Exports were estimated to have been flat from a year earlier and compared with a worse-than-expected 7.6% decline in January, according to the median forecasts of 14 analysts polled by Reuters.
Forecasts ranged widely from a decline of 25.8% to growth of 19.4% amid uncertainties over the coronavirus outbreak that has disrupted global supply chains and led to closure of factories by tech manufacturers such as Apple’s main supplier Foxconn.
Analysts said the improved forecast was partly helped by last year’s Lunar New Year holiday which fell in February, meaning there were fewer working days in the month.
Taiwan is one of Asia’s major exporters, especially of technology goods, and its export trend is a key gauge of global demand for technology gadgets worldwide.
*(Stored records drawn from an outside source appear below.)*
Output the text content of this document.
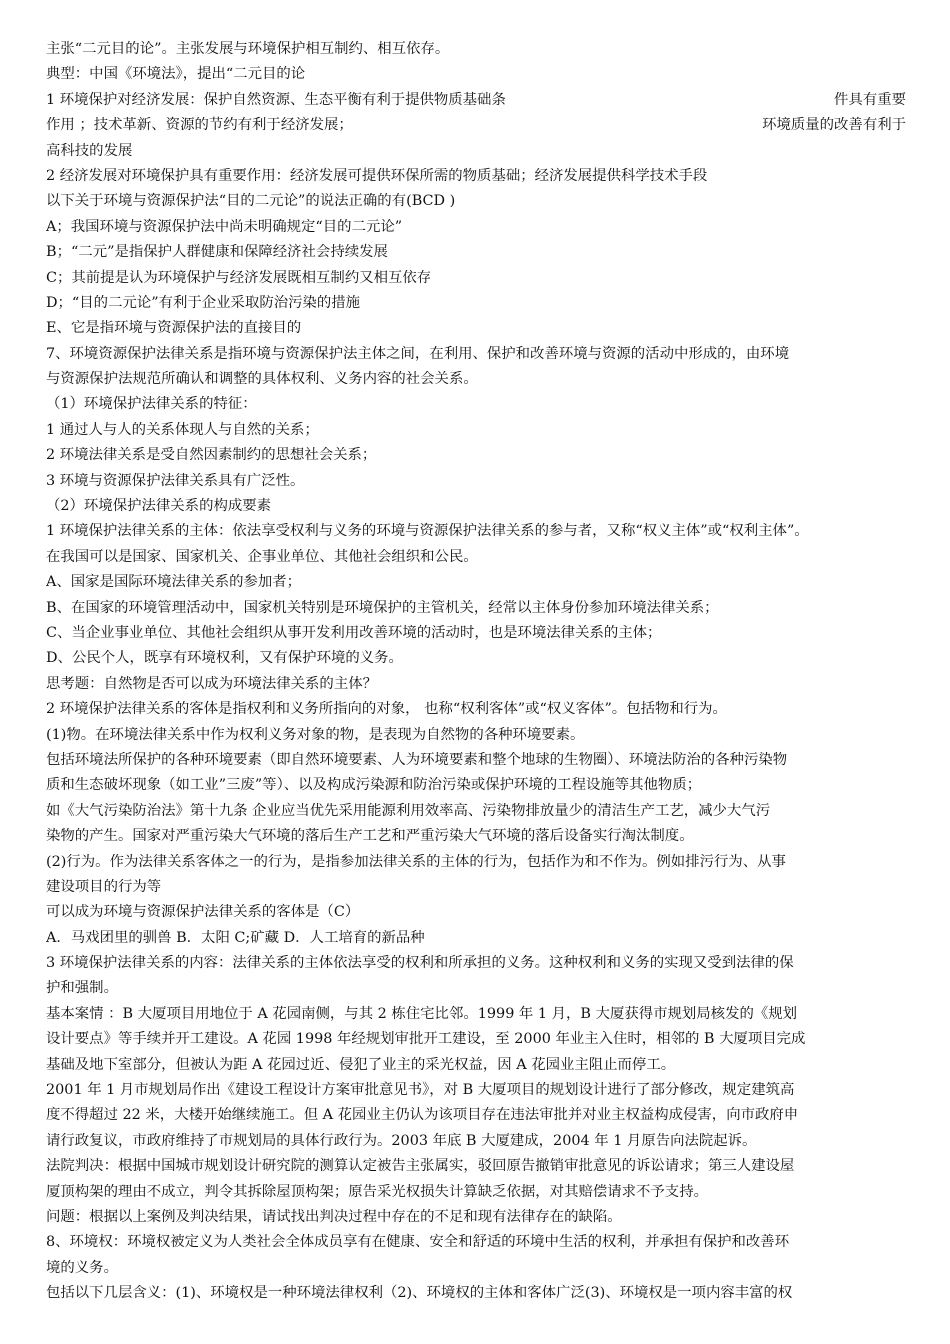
主张“二元目的论”。主张发展与环境保护相互制约、相互依存。
典型：中国《环境法》，提出“二元目的论
1 环境保护对经济发展：保护自然资源、生态平衡有利于提供物质基础条	件具有重要
作用 ；技术革新、资源的节约有利于经济发展；	环境质量的改善有利于
高科技的发展
2 经济发展对环境保护具有重要作用：经济发展可提供环保所需的物质基础；经济发展提供科学技术手段
以下关于环境与资源保护法“目的二元论”的说法正确的有(BCD )
A；我国环境与资源保护法中尚未明确规定“目的二元论”
B；“二元”是指保护人群健康和保障经济社会持续发展
C；其前提是认为环境保护与经济发展既相互制约又相互依存
D；“目的二元论”有利于企业采取防治污染的措施
E、它是指环境与资源保护法的直接目的
7、环境资源保护法律关系是指环境与资源保护法主体之间，在利用、保护和改善环境与资源的活动中形成的，由环境
与资源保护法规范所确认和调整的具体权利、义务内容的社会关系。
（1）环境保护法律关系的特征：
1 通过人与人的关系体现人与自然的关系；
2 环境法律关系是受自然因素制约的思想社会关系；
3 环境与资源保护法律关系具有广泛性。
（2）环境保护法律关系的构成要素
1 环境保护法律关系的主体：依法享受权利与义务的环境与资源保护法律关系的参与者，又称“权义主体”或“权利主体”。
在我国可以是国家、国家机关、企事业单位、其他社会组织和公民。
A、国家是国际环境法律关系的参加者；
B、在国家的环境管理活动中，国家机关特别是环境保护的主管机关，经常以主体身份参加环境法律关系；
C、当企业事业单位、其他社会组织从事开发利用改善环境的活动时，也是环境法律关系的主体；
D、公民个人，既享有环境权利，又有保护环境的义务。
思考题：自然物是否可以成为环境法律关系的主体？
2 环境保护法律关系的客体是指权利和义务所指向的对象， 也称“权利客体”或“权义客体”。包括物和行为。
(1)物。在环境法律关系中作为权利义务对象的物，是表现为自然物的各种环境要素。
包括环境法所保护的各种环境要素（即自然环境要素、人为环境要素和整个地球的生物圈）、环境法防治的各种污染物
质和生态破坏现象（如工业”三废”等）、以及构成污染源和防治污染或保护环境的工程设施等其他物质；
如《大气污染防治法》第十九条 企业应当优先采用能源利用效率高、污染物排放量少的清洁生产工艺，减少大气污
染物的产生。国家对严重污染大气环境的落后生产工艺和严重污染大气环境的落后设备实行淘汰制度。
(2)行为。作为法律关系客体之一的行为，是指参加法律关系的主体的行为，包括作为和不作为。例如排污行为、从事
建设项目的行为等
可以成为环境与资源保护法律关系的客体是（C）
A．马戏团里的驯兽 B．太阳 C;矿藏 D．人工培育的新品种
3 环境保护法律关系的内容：法律关系的主体依法享受的权利和所承担的义务。这种权利和义务的实现又受到法律的保
护和强制。
基本案情 ：B 大厦项目用地位于 A 花园南侧，与其 2 栋住宅比邻。1999 年 1 月，B 大厦获得市规划局核发的《规划
设计要点》等手续并开工建设。A 花园 1998 年经规划审批开工建设，至 2000 年业主入住时，相邻的 B 大厦项目完成
基础及地下室部分，但被认为距 A 花园过近、侵犯了业主的采光权益，因 A 花园业主阻止而停工。
2001 年 1 月市规划局作出《建设工程设计方案审批意见书》，对 B 大厦项目的规划设计进行了部分修改，规定建筑高
度不得超过 22 米，大楼开始继续施工。但 A 花园业主仍认为该项目存在违法审批并对业主权益构成侵害，向市政府申
请行政复议，市政府维持了市规划局的具体行政行为。2003 年底 B 大厦建成，2004 年 1 月原告向法院起诉。
法院判决：根据中国城市规划设计研究院的测算认定被告主张属实，驳回原告撤销审批意见的诉讼请求；第三人建设屋
厦顶构架的理由不成立，判令其拆除屋顶构架；原告采光权损失计算缺乏依据，对其赔偿请求不予支持。
问题：根据以上案例及判决结果，请试找出判决过程中存在的不足和现有法律存在的缺陷。
8、环境权：环境权被定义为人类社会全体成员享有在健康、安全和舒适的环境中生活的权利，并承担有保护和改善环
境的义务。
包括以下几层含义：(1)、环境权是一种环境法律权利（2)、环境权的主体和客体广泛(3)、环境权是一项内容丰富的权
The island’s first-quarter exports will suffer short-term impact from the outbreak, a finance ministry official said last month, who was cautious but not pessimistic about the full-year outlook.
Taiwan, whose largest trading partner is China, cut its estimate for 2020 economic growth to 2.37% last month as the outbreak threatened its export-reliant economy.
Inflation in February was seen easing to 0.3% from a year earlier, the poll found. That was sharply down from 1.85% in January - the highest in 21 months.